A partir de ce jeudi, le tribunal correctionnel de Paris juge un physicien franco-algérien du Cern, à Genève.
Procès Hicheur : rappel des faits
A partir de jeudi 29 mars, le tribunal correctionnel de Paris juge Adlène Hicheur, un physicien franco-algérien du Cern soupçonné d'avoir envisagé des attentats contre la France. Rappel des faits.
Adlène Hicheur est soupçonné d'avoir envisagé des attentats contre la France. Son procès, qui doit durer deux jours, prend une dimension particulière dans le contexte des tueries de Toulouse et Montauban par l'islamiste Mohamed Merah.
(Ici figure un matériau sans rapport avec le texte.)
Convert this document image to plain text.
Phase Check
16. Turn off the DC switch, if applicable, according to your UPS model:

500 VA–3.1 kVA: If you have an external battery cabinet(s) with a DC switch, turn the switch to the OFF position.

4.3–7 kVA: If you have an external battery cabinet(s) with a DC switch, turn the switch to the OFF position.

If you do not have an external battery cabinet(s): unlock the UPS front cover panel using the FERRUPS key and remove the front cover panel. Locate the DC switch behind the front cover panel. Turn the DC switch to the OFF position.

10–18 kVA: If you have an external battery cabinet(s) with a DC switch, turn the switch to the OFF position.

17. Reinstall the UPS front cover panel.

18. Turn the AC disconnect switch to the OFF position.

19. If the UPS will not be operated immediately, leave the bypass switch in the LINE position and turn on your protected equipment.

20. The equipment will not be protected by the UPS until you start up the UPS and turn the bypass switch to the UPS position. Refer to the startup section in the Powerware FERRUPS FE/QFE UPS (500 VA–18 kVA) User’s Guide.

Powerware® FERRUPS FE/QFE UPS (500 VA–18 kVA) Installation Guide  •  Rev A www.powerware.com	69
Il encourt dix ans de prison.
<< En vidéo, le rappel des faits d'Ariane Combes et Serge Worreth
Le 8 octobre 2009, Adlène Hicheur, un Franco-Algérien de 35 ans, docteur en physique des particules détaché au Centre européen de recherche nucléaire (Cern) de Genève, est interpellé à Vienne (Isère) au domicile de ses parents et mis en examen pour "association de malfaiteurs en relation avec une entreprise terroriste". A son domicile d'Ornex dans l'Ain, les enquêteurs découvrent une abondante documentation relative à Al-Qaïda et au jihad.
Les soupçons des enquêteurs de la Direction centrale du renseignement intérieur (DCRI) sont nés de la surveillance de plusieurs comptes de courriers électroniques après l'envoi sur le site de l'Elysée début 2008 d'un message reprenant un communiqué d'Al-Qaïda au Maghreb islamique (Aqmi).
Les policiers ont suivi les échanges entre des adresses électroniques, qui s'avèreront être celles du chercheur du Cern et de Mustapha Debchi, présenté par l'accusation comme un responsable d'Aqmi qui vivrait en clandestinité en Algérie.
Le 27ème BCA visé par Hicheur ?
Le 1er mars 2009, Hicheur écrit à Debchi qu'il va "proposer des (...) objets possibles en Europe et notamment en France".
Le 10 mars 2009, il poursuit: "Concernant le sujet des objectifs, ils sont différents suivant la différence des résultats souhaités après les coups. Exemple: s'il s'agit de punir l'Etat à cause de ses activités militaires au pays des musulmans (Afghanistan), alors il supporte d'être un pur objectif militaire (comme exemple: base d'aviation de la commune de Karan Jefrier près de la ville d'Annecy en France. Cette base entraîne des forces et les envoie en Afghanistan)". Adlène Hicheur évoque en fait le site du 27e bataillon des chasseurs alpins de Cran-Gevrier.
Y-a-t-il projet de passage à l'acte ?
En juin 2009, Debchi demandera à son correspondant de "ne pas tourner autour du pot: est-ce que tu es disposé à travailler dans une unité activant en France?". Adlène Hicheur répond le 6 juin de façon équivoque: "Concernant ta proposition, la réponse est OUI bien sûr mais il y a quelques observations: (...) -si ta proposition est relative à une stratégie précise (comme le travail au sein de la maison de l'ennemi central et vider le sang des forces), il faut alors que je révise le plan que j'avais préparé".
Pour les juges d'instruction chargés de l'enquête, les échanges électroniques ont "franchi le simple débat d'idées politiques ou religieux pour s'établir dans la sphère de la violence terroriste".
A leurs yeux, Adlène Hicheur "à bien des égards apparaissait comme, si ce n'est un décideur, à tout le moins comme un militant donnant des idées, renchérissant sur des projets et conseillant in fine Mustapha Debchi".
Selon eux, le prévenu a donné "en connaissance de cause son accord à Mustapha Debchi en vue de constituer une cellule opérationnelle prête à commettre des actions terroristes en Europe et en France".
La parole à la défense
Depuis son incarcération il y a deux ans et demi, Adlène Hicheur affirme n'avoir jamais été d'accord pour envisager "des trucs concrets". Il n'y a "pas la moindre preuve d'un début d'intention" terroriste, confirme son avocat, Me Patrick Baudouin.
Le conseil souligne notamment la faiblesse de l'audition en Algérie de Debchi, témoin crucial dans l'affaire. Mais surtout, il dénonce "le rouleau compresseur de la justice antiterroriste". "On l'a présenté dès le départ comme le coupable idéal", dit-il. "La justice lorsqu'elle s'emballe a du mal à reconnaître ses erreurs".
Son client encourt dix ans de prison.